Palandöken, fiyatların aşağıya çekilebilmesi için planlı tarım uygulamalarının ve doğru nakliye süreçlerinin önemine dikkat çekerek, “Vatandaşın ihtiyacı olan bakliyat, sebze, meyve ve tarla bitkileri önemlidir ancak bu ürünleri kullanmak için zeytinyağı ve ayçiçek yağı gibi temel yağlar da kritik bir rol oynamaktadır. Zeytin ağaçları uzun ömürlüdür fakat ürünlerin sofralara ulaşabilmesi için tedarik zincirinin iyi organize edilmesi ve fiyatların kontrol altında tutulması gereklidir. Tarımsal alanların yönetiminde bu unsurlar da gözönünde bulundurulmalıdır. Ayrıca, meyve ve sebzelerin doğru nakledilmemesi fiyat artışlarına yol açıyor. Ürünlerin hatalı taşınması ve saklama koşullarının yetersiz olması, ciddi zararlar doğurarak çiftçileri, vatandaşları ve esnafı zor bir duruma sokmaktadır. Bu nedenle, planlı bir tarım politikasının bir an önce hayata geçirilmesi gerekmektedir” ifadelerini kullandı.

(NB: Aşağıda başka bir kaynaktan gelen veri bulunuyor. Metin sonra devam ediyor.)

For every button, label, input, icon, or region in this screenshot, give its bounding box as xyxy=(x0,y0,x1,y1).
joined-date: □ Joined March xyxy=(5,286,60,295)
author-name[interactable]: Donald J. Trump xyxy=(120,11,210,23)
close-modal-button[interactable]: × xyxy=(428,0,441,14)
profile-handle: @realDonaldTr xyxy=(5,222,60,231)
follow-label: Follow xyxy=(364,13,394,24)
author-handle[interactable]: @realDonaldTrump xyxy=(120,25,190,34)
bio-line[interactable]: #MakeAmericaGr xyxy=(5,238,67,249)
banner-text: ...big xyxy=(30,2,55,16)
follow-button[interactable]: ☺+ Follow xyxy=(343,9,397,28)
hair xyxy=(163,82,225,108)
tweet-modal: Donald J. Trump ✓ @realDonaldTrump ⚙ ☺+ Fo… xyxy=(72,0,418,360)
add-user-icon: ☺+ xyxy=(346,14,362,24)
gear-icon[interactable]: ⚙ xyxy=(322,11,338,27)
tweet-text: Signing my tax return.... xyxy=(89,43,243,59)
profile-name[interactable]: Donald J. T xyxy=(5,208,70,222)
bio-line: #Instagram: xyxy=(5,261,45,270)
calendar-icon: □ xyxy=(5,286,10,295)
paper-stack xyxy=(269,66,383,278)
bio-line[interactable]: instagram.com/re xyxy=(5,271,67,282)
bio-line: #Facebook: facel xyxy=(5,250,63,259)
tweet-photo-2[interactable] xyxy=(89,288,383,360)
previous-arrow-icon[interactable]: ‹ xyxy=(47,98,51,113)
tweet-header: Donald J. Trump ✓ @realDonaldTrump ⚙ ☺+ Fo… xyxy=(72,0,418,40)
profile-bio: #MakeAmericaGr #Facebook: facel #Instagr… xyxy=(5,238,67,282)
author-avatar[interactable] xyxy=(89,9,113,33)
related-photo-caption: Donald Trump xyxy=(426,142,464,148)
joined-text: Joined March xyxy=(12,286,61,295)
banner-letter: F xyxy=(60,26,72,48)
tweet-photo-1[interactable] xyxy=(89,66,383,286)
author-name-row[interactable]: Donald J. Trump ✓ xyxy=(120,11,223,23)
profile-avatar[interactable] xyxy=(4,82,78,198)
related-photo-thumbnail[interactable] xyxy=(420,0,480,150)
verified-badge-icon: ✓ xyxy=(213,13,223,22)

Tarımsal üretim bölgelerinin haritalarının çıkarılması ve üreticilere rehberlik edilmesi gerektiğini vurgulayan Palandöken, “Mevsimsel olarak hangi ürünlerin hangi bölgelerde soğuktan etkilenmeden üretileceği net bir şekilde belirlenmelidir. Tarla bitkileri bu noktada büyük önem taşır. Yaz aylarına yaklaşırken, domates, biber ve patlıcan gibi mutfaklarımızda sıkça kullanılan ürünlerin fiyatlarını gören vatandaşa, bu fahiş fiyatların sebebi esnaflar oluyor. Oysa doğru bir planlama ile bu ürünlerin bölgesel dengeli bir şekilde üretilmesi sağlanmalı ve fiyat dalgalanmaları minimize edilmelidir. Tarımsal haritaların çıkarılması, meteorolojik verilerin ve rüzgar yönlerinin belirlenmesi ve uygun ekim alanlarının tespit edilmesi elzemdir. Ziraat mühendisleri ve tarım il müdürlükleri, bu alanlarda hangi ürünlerin ekileceği konusunda çiftçileri yönlendirmelidir. Ancak bu şekilde fiyatlar düşebilir, vatandaşın yükü hafifler ve herkes gıda ürünlerine daha kolay ulaşabilir” diye konuştu.